Privatization and Public-Private Partnerships
Author:
Mark Milke
2001/09/25
If, as part of their core services review, the Campbell government decides to proceed with privatization initiatives and with public-private partnerships, they will have plenty of worldwide examples from which to draw. As it concerns privatization, the sale of state-owned enterprises has spread to over 100 countries over the past two decades.
A recent survey from the Journal of Economic Literature noted that due to privatization, state-owned enterprises (SOEs) have declined from more than 10 percent of "global gross domestic product" to less than six percent today.
In addition, the survey found that divested firms are more profitable, and increase their capital investment in comparison to government-owned firms. (The reason for this is not difficult to discern. In British Columbia for example, any Crown corporation that wants to keep money for long-term operations will likely lose the political fight when governments want Crown revenues in the short-term. Private firms, obviously, have no such pressure and thus can spend money on capital investment instead of dividends should they identify the former as more necessary.)

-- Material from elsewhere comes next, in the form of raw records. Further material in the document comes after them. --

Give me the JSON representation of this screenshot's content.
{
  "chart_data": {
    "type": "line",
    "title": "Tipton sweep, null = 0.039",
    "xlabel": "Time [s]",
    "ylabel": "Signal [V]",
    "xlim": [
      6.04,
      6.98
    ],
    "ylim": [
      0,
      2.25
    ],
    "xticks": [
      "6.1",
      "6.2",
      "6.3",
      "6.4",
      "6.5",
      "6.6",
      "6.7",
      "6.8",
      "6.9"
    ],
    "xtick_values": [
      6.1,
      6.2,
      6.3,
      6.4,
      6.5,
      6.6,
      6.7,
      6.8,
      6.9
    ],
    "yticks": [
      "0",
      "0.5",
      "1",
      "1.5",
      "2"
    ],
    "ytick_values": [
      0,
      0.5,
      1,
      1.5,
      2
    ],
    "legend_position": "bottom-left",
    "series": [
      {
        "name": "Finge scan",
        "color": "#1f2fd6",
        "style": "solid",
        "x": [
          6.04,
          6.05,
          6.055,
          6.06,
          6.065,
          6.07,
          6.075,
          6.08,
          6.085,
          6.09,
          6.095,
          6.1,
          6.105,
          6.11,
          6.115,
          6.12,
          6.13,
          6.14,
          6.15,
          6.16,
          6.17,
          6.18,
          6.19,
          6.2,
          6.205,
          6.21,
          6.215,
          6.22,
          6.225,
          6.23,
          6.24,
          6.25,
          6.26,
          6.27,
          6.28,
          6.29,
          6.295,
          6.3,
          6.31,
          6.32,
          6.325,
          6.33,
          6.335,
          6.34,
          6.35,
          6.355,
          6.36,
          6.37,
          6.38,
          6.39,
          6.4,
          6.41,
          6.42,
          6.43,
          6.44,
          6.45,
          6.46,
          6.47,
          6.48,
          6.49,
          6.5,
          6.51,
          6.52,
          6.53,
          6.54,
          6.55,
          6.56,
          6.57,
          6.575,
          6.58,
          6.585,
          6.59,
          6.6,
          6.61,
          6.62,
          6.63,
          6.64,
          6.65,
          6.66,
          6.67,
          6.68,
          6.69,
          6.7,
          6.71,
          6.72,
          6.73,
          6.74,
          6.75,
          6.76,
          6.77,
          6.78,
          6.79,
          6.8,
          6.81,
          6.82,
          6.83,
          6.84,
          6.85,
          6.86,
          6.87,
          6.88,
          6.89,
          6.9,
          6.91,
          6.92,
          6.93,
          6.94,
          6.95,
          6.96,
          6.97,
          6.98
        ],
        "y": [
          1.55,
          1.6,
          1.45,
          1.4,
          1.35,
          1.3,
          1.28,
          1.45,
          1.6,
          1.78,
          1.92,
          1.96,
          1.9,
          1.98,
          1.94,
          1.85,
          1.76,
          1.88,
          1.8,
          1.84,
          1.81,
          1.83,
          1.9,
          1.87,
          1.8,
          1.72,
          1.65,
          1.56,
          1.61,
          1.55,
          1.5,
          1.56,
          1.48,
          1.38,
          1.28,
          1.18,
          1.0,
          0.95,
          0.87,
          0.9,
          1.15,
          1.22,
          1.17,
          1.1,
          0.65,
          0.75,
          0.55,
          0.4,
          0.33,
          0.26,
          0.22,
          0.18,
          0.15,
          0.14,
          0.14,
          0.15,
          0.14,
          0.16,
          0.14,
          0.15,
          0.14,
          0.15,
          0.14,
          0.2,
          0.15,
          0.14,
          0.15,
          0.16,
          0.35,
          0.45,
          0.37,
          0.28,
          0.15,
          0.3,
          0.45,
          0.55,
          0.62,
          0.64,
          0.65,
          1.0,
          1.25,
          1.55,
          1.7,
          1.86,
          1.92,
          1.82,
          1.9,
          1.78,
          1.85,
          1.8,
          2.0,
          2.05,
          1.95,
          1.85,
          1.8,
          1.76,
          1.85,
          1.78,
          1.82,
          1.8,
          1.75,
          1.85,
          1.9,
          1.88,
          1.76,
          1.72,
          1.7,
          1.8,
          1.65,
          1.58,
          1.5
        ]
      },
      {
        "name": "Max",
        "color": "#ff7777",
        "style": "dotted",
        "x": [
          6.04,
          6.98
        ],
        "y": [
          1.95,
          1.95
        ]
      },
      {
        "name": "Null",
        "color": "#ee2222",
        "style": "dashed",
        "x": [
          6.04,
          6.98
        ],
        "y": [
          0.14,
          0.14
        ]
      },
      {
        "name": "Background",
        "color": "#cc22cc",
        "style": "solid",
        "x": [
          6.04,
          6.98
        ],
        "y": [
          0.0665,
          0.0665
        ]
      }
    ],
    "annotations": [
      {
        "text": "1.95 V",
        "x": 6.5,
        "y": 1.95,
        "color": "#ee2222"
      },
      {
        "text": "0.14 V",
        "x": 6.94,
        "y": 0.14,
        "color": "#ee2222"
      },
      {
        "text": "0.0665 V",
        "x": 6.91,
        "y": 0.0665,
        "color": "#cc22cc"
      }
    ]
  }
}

Privatization proceeds (and proceeded) in multiple countries for many reasons but one stands out in particular: it allows markets to allocate resources more effectively than is usually possible via-government directed agencies. In British Columbia, examples of government inefficiency over the past decade make for a very long list: A partial one includes Forest Renewal British Columbia (nailed by the Auditor General for not spending $2 billion in the most efficient manner) and the Insurance Corporation of British Columbia. ICBC overpaid for the former Telus building in Burnaby and then proceeded to empire-build in Surrey with Tech-BC as opposed to looking for existing space. There is of course the mother of all examples of B.C. government inefficiencies - the shipbuilding program for the fast ferries - which will serve as an eternal example of why governments should stick to their knitting, knitting which does not include setting up, running, or continue to operate enterprises.
While governments around the world have privatized some government-owned businesses, some countries have long used the private sector to deliver desired services. In France, one-quarter of the hospitals are provided by private companies. In the Netherlands, three-quarters of primary and secondary students go to schools that are publicly financed but privately run, in many cases by non-profits. This method of service delivery by governments is known as "public-private partnerships," and is so widely used already (and in fact always has been used by governments) that to call it a "new" concept would be mistaken.
For example, consider Canada's healthcare system. Doctors are not government employees but instead contract out their services to governments, sometimes from their own private offices and sometimes in a government facility (i.e., hospitals). Medically necessary services (as defined by government) are then paid for via the public purse. One key difference between most public-private partnerships and that of the government-doctor relationship is that doctors cannot "sell" services defined as medically necessary to anyone except government. Nevertheless, a form of public-private partnership already exists and in an area where most people would not think that it did.
Perhaps a clearer example of public-private partnerships exists in Canada's welfare system. While all provincial governments in Canada provide welfare, no province runs the grocery stores. Instead, it is assumed that welfare recipients can choose from a variety of private sector providers for their food, i.e., any grocery store. Privatization and private-public sector partnerships have been the norm for most governments around the world, Canada included. The BC government should keep all of those models in mind as they consider how to reform government.